The 10th-percentile wage — what new refuse and recyclable material collectors typically earn — is $25K/year. Take-home on that works out to about $1,508/month. At HUD’s $1,284/month FMR, rent would take 85% of that take-home — above the 30% guideline, so a 1-bedroom or shared housing is likely necessary starting out.

Is refuse and recyclable material collector a high-paying job in North Carolina?
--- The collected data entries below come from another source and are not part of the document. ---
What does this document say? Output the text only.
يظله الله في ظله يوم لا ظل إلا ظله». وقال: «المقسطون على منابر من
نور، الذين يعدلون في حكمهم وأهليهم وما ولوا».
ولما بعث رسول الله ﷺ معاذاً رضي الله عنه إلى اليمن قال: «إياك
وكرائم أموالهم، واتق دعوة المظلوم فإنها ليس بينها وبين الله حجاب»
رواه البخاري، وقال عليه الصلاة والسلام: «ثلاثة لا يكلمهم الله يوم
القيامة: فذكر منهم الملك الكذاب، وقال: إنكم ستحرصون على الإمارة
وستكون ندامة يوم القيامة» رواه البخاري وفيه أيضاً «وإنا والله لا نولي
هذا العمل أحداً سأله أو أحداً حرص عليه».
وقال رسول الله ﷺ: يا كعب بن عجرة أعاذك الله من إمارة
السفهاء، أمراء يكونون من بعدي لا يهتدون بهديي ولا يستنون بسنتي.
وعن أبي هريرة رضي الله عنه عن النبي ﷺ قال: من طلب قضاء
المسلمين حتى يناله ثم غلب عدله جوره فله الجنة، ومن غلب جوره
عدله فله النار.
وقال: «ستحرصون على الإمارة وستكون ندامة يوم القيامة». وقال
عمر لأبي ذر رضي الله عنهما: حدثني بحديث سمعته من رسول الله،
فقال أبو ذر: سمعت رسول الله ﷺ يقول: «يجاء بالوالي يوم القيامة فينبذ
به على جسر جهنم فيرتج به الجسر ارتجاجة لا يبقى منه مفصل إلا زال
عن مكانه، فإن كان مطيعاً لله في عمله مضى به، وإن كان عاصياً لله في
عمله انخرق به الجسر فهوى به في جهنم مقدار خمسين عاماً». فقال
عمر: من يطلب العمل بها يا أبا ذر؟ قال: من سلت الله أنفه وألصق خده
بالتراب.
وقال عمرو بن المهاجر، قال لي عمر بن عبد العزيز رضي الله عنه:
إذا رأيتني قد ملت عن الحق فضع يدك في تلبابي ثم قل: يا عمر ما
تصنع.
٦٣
Pay here is roughly in line with the national average — $45K locally vs. $50K nationally, a 10% difference.

How does North Carolina compare to the national average for refuse and recyclable material collectors?

North Carolina pays $45K median vs. the U.S. average of $50K — that’s -10%. After adjusting for local cost of living (RPP 92.66), the purchasing-power equivalent is $48K — below the national median.

How much do refuse and recyclable material collectors make in North Carolina?

The median is $44,670 a year, that works out to about $21 an hour. But the range is wide: entry-level workers start around $25,140, and experienced refuse and recyclable material collectors can clear $58,570. These are BLS numbers, based on employer-reported data, not self-reported surveys.

Is $45K enough to live in North Carolina?

On that salary, you'd take home roughly $2,993/month after taxes. A 2-bedroom here rents for about $1,284/month, which eats 42.9% of your paycheck. That's above the 30% rule of thumb, housing will be a stretch at the median salary, though you can manage with roommates or a smaller place.

How far does a refuse and recyclable material collectors salary go in North Carolina?

North Carolina has a Regional Price Parity of 92.66 (100 is the national average). That's below average, your money stretches further here than the raw salary number suggests. After cost-of-living adjustment, the median refuse and recyclable material collectors salary is worth about $48,209 in national-average purchasing power.

Where do refuse and recyclable material collectors get paid the most?

The table above ranks every state by median pay for this role. Keep in mind that the highest-paying states tend to have the highest costs of living, so the top salary doesn't always mean the most money in your pocket.